B. Adopt a BM25 extension now (pg_textsearch or ParadeDB pg_search)¶
- Pro: better term-frequency / inverse-document-frequency ranking out of the box.
- Con: introduces a new Postgres extension before ranking quality is a
measured bottleneck; adds complexity earlier than the work justifies.
pg_textsearch(2026 C-native BM25) is the preferred future path when ranking quality matters, faster than ParadeDB and not Neon-deprecated, but it belongs in a named upgrade, not Phase B1.
C. Dedicated vector database¶
Rejected per ADR-0004: consolidate evidence into the one auditable Postgres store. A separate vector DB splits access control and breaks the provenance model the analytic product depends on.
Decision¶
Adopt option A. Ship a generated tsvector column, a GIN index, and
websearch_to_tsquery queries via the existing postgres-mcp execute_sql
tool. Named upgrade paths:
pg_textsearch: C-native BM25, faster than ParadeDB, not Neon-deprecated, when ranking quality on longer documents becomes a measured need.- pgvector + local embedding model: EmbeddingGemma-300M (primary; small footprint, no cloud call); BGE-M3 fallback, for the semantic leg, fused with the lexical leg by Reciprocal Rank Fusion. The semantic leg is an isolated follow-on that does not change the lexical schema.
Consequences¶
- Phase B1 ships the lexical leg with no embedding dependency and no new Postgres extension. PII document content does not leave the box.

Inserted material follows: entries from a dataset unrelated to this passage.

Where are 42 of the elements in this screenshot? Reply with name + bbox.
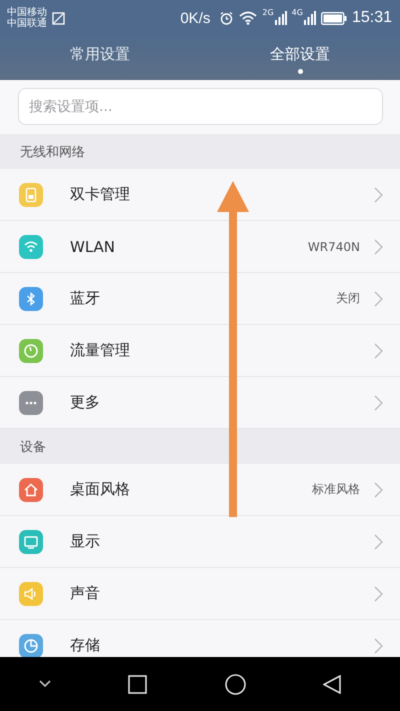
image-icon (52, 12, 65, 24)
setting-value: 标准风格 (312, 481, 360, 498)
chevron-icon (374, 342, 383, 358)
tab[interactable]: 全部设置 (200, 36, 400, 80)
home-icon[interactable] (224, 674, 246, 694)
wifi-icon (239, 11, 258, 25)
signal-icon (304, 11, 316, 25)
tab[interactable]: 常用设置 (0, 36, 200, 80)
section-header: 无线和网络 (0, 134, 400, 169)
setting-label: 桌面风格 (70, 480, 130, 499)
recents-icon[interactable] (128, 674, 148, 694)
chevron-icon (374, 586, 383, 602)
battery-icon (320, 12, 347, 24)
setting-value: 关闭 (336, 290, 360, 307)
signal-icon (274, 11, 287, 25)
chevron-icon (374, 186, 383, 202)
network-speed: 0K/s (180, 10, 210, 26)
setting-label: 更多 (70, 393, 100, 412)
setting-label: 蓝牙 (70, 289, 100, 308)
setting-label: 流量管理 (70, 341, 130, 360)
chevron-icon (374, 394, 383, 410)
search-field[interactable]: 搜索设置项... (18, 88, 383, 125)
setting-label: 存储 (70, 636, 100, 655)
network-type: 4G (292, 8, 303, 17)
clock-time: 15:31 (352, 9, 392, 27)
setting-value: WR740N (308, 240, 360, 254)
chevron-icon (374, 638, 383, 654)
setting-label: 显示 (70, 532, 100, 551)
chevron-icon (374, 290, 383, 306)
setting-label: WLAN (70, 238, 116, 256)
chevron-icon (374, 238, 383, 254)
setting-label: 双卡管理 (70, 185, 130, 204)
network-type: 2G (262, 8, 274, 17)
carrier-name: 中国移动 (7, 7, 47, 18)
chevron-icon (374, 534, 383, 550)
setting-label: 声音 (70, 584, 100, 603)
back-icon[interactable] (323, 674, 342, 694)
section-header: 设备 (0, 429, 400, 464)
alarm-icon (219, 10, 234, 26)
carrier-name: 中国联通 (7, 18, 47, 29)
chevron-icon (374, 482, 383, 498)
chevron-down-icon[interactable] (38, 680, 51, 688)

- The semantic leg is an isolated, additive follow-on: add a
vectorcolumn, populate it with a local model, and join the two ranked lists via RRF. - All retrieval, both legs, stays inside Postgres and is queryable through
the same
execute_sqlinterface, preserving the single-store audit trail. - The embedding model is injectable via an
Embedderprotocol; the default is the ungatedbge-small-en-v1.5(384-dim, Apache-2.0), chosen over EmbeddingGemma-300m as the default because Gemma is license-gated (HF token friction for dev/CI); EmbeddingGemma-300m (768-dim) remains the documented higher-quality swap.